Owner of Miami Home Health Company Sentenced to 120 Months in Prison for $42 Million Health Care Fraud Scheme

WASHINGTON – The owner and operator of a Miami health care agency was sentenced today to 120 months in prison for his participation in a $42 million home health Medicare fraud scheme, announced Assistant Attorney General Lanny A. Breuer of the Justice Department’s Criminal Division; U.S. Attorney Wifredo A. Ferrer of the Southern District of Florida; Michael B. Steinbach, Acting Special Agent-in-Charge of the FBI’s Miami Field Office; and Special Agent-in-Charge Christopher B. Dennis of the HHS Office of Inspector General (HHS-OIG), Office of Investigations Miami Office.

Eulises Escalona, 44, of Monroe County, Fla., was sentenced today by U.S. District Judge Joan A. Lenard in the Southern District of Florida. In addition to sentencing Escalona to prison, Judge Lenard ordered him to pay $26.5 million in restitution.

On Aug. 2, 2012, Escalona pleaded guilty in the Southern District of Florida to one count of conspiracy to commit health care fraud.

According to court documents, Escalona was the owner of Willsand Home Health Inc., a Florida home health agency that purported to provide home health care and physical therapy services to eligible Medicare beneficiaries. Escalona pleaded guilty to conspiring with patient recruiters for the purpose of billing the Medicare program for unnecessary home health care and therapy services. Escalona and his co-conspirators paid kickbacks and bribes to patient recruiters in return for patients, prescriptions, Plans of Care (POCs) and certifications for medically unnecessary therapy and home health services for Medicare beneficiaries. Escalona and co-conspirators also paid kickbacks and bribes directly to physicians, who provided home health and therapy prescriptions, POCs and medical certifications to Escalona and his co-conspirators. Escalona used these prescriptions, POCs and medical certifications to fraudulently bill the Medicare program for home health care services, which Escalona knew was in violation of federal criminal laws.
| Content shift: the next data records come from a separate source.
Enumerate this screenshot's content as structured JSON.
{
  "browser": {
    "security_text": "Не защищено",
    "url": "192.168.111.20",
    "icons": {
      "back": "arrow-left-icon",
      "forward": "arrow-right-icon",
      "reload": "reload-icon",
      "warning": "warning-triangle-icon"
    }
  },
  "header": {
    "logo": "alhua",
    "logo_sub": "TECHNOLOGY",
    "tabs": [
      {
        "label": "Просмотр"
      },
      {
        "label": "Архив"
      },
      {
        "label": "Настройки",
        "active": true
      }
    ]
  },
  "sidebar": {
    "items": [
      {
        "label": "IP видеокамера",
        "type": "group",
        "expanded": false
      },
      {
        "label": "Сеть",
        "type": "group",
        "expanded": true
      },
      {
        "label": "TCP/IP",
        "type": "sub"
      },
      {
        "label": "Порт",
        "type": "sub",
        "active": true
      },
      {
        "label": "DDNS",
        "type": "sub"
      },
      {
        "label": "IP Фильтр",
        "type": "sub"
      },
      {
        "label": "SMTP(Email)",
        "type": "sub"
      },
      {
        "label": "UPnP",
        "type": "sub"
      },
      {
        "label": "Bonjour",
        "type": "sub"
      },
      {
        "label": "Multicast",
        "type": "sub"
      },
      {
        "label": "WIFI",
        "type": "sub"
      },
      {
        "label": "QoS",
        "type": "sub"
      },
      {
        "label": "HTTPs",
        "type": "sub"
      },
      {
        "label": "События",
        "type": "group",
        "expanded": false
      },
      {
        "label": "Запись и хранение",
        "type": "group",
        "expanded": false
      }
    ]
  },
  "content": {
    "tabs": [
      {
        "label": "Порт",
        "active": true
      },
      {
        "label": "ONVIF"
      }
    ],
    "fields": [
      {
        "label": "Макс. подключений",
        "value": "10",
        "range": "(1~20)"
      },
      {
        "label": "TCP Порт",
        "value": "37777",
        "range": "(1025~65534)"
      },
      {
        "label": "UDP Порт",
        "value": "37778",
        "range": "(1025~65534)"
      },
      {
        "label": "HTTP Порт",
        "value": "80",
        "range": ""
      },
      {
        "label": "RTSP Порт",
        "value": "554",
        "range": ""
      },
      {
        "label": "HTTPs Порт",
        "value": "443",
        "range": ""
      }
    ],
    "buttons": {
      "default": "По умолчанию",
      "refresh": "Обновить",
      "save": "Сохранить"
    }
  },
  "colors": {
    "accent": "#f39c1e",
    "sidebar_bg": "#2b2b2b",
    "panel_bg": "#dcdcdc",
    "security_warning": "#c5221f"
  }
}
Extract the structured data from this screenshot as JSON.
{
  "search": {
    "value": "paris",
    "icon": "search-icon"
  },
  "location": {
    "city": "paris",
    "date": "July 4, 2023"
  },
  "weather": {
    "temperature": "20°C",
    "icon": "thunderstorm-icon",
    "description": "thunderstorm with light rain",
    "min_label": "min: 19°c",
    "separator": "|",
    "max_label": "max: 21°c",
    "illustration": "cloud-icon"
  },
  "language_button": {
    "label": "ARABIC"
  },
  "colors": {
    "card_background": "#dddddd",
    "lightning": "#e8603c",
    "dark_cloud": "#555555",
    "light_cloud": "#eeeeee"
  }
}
According to court documents, at Willsand Home Health, patient files for Medicare beneficiaries were falsified to make it appear that such beneficiaries qualified for home health care and therapy services when, in fact, many of the beneficiaries did not actually qualify for such services. Escalona knew that in many cases the patient files at Willsand Home Health were falsified.

From approximately January 2006 through November 2009, Escalona and his alleged co-conspirators submitted approximately $42 million in false and fraudulent claims to Medicare, which paid approximately $27 million on those claims.

This case is being prosecuted by Senior Trial Attorney Joseph S. Beemsterboer of the Criminal Division’s Fraud Section. The case was investigated by the FBI and HHS-OIG, and was brought as part of the Medicare Fraud Strike Force, supervised by the Criminal Division’s Fraud Section and the U.S. Attorney’s Office for the Southern District of Florida.